One of the guys loped over with the goodie bag, which was clearly weighted down by a couple of cookies, at least. Looked like Michael got gyped, but if he didn’t know, I wasn’t going to tell him.
“Thanks, dude, I’ll be back out there in a minute.” Michael looked back at me. “Maybe I have an idea or two. The detective, he could be in on it. Maybe my brother Daron or the Easter bunny. Seems to me that anyone with half a brain would have wanted the weasel dead. Heck, the way he went on about always wanting fresh food with no preservatives probably made
you
want to puke.”
He wasn’t going to be helpful now, so I leaned back on my bench and matched his tone. “Yeah? You have any idea where I can find the Easter Bunny? Cuz I’d really like to know what he’s got against an auditor. You think maybe he got in trouble with the league of stupid holiday animals?”
Michael chuckled. “You’re all right, you know that? Look, I know Mom’s putting a lot of pressure on you to figure out what really happened. I didn’t do it, but I don’t know who did—I wasn’t around.”
That was obviously all I was going to get out of him. Time to wrap up. “You remember Eric having an argument with anyone in particular? Anyone who was mad?”
“Besides Roper? Yeah, lots of people. People he audited, people who didn’t like his politics, the contractor from the building, some of the other city councilmen. People who worked in the city offices. I’m not saying he hacked all of them off enough that they would want him dead, but he’s not exactly the kind of person people get along with. I have no idea why my mom ever got together with him. Or why they married. Or why she stayed.”
That comment piqued my curiosity. She seemed plenty distraught in the store, but maybe that was due to the suspicion hanging over her son rather than sorrow at losing her husband. “Was he mean to your mom?”
“Nah, he never raised his voice and he never said anything mean. He just used that tone that says ‘I’m very disappointed in you and I hope you learn to do things right next time.’ Man, I hate that. Even though I didn’t care what he thought, I still hated it. She seemed to think he was all that and a bag of chips, but I don’t know why. My dad is way cooler than Eric was.”
He stood from the bench, stepping on the end of his skateboard so it popped up where he could reach the other end. “Look, I don’t know nothing about any of it. I’m glad the jerk’s gone, even though my mom is crying about it, but I wouldn’t have killed him. I’m outta here in less than a year. It wasn’t worth making a fuss about. Find someone who had something real to lose.”
I watched him dig into the bag of cookies and pull three out, eating each of them in two bites as he joined the other guys on the cement. I wondered for a minute if he had a point. Maybe there was a more obvious suspect we were overlooking.

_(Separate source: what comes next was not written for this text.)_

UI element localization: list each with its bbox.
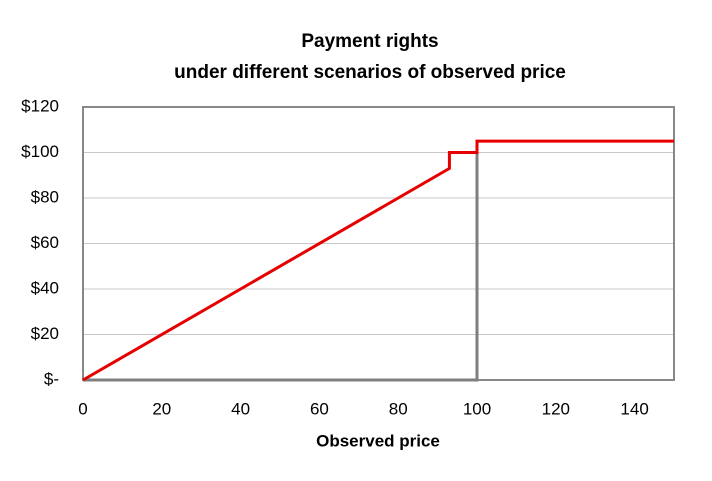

My phone rang the next morning, and I was happy to see Lenny’s number on the display. “Hey, have you made a decision?”
“Yeah, I’ve got some savings. I don’t need much. I’ll quit today and be on my way tonight if you can keep me in menthols.”
I hated his smoking habit, and he had cut down significantly when I was his boss, but apparently he hadn’t kicked it entirely. “No food, no gas for your car, no rent, just smokes, huh? Well that I can probably manage, especially as they aren’t as expensive here.” I had spent over an hour with my books last night trying to figure out what I could pay him and still break even for the month. With trepidation, I’d texted him the figure.
It would mean no new shoes (the love of my life) for a long time, but my Ferragamos didn’t exactly get to spend a lot of time outside my closet when I lived, ate and breathed my shop anyway. “I might be able to do better than what I told you if we get a nice order or two, but that’s all I’m sure I can pay you per month. Basically you’ll be working for peanuts.”
“Fine. I’ll call Karen and quit now. I’ll see you tomorrow night, or maybe the morning after that. Could I crash with you for a night or two until I find a place of my own?”
“Of course.” I couldn’t help but notice he kept speaking of himself in the singular. “Um, just you? What about Kat? Is she coming later?”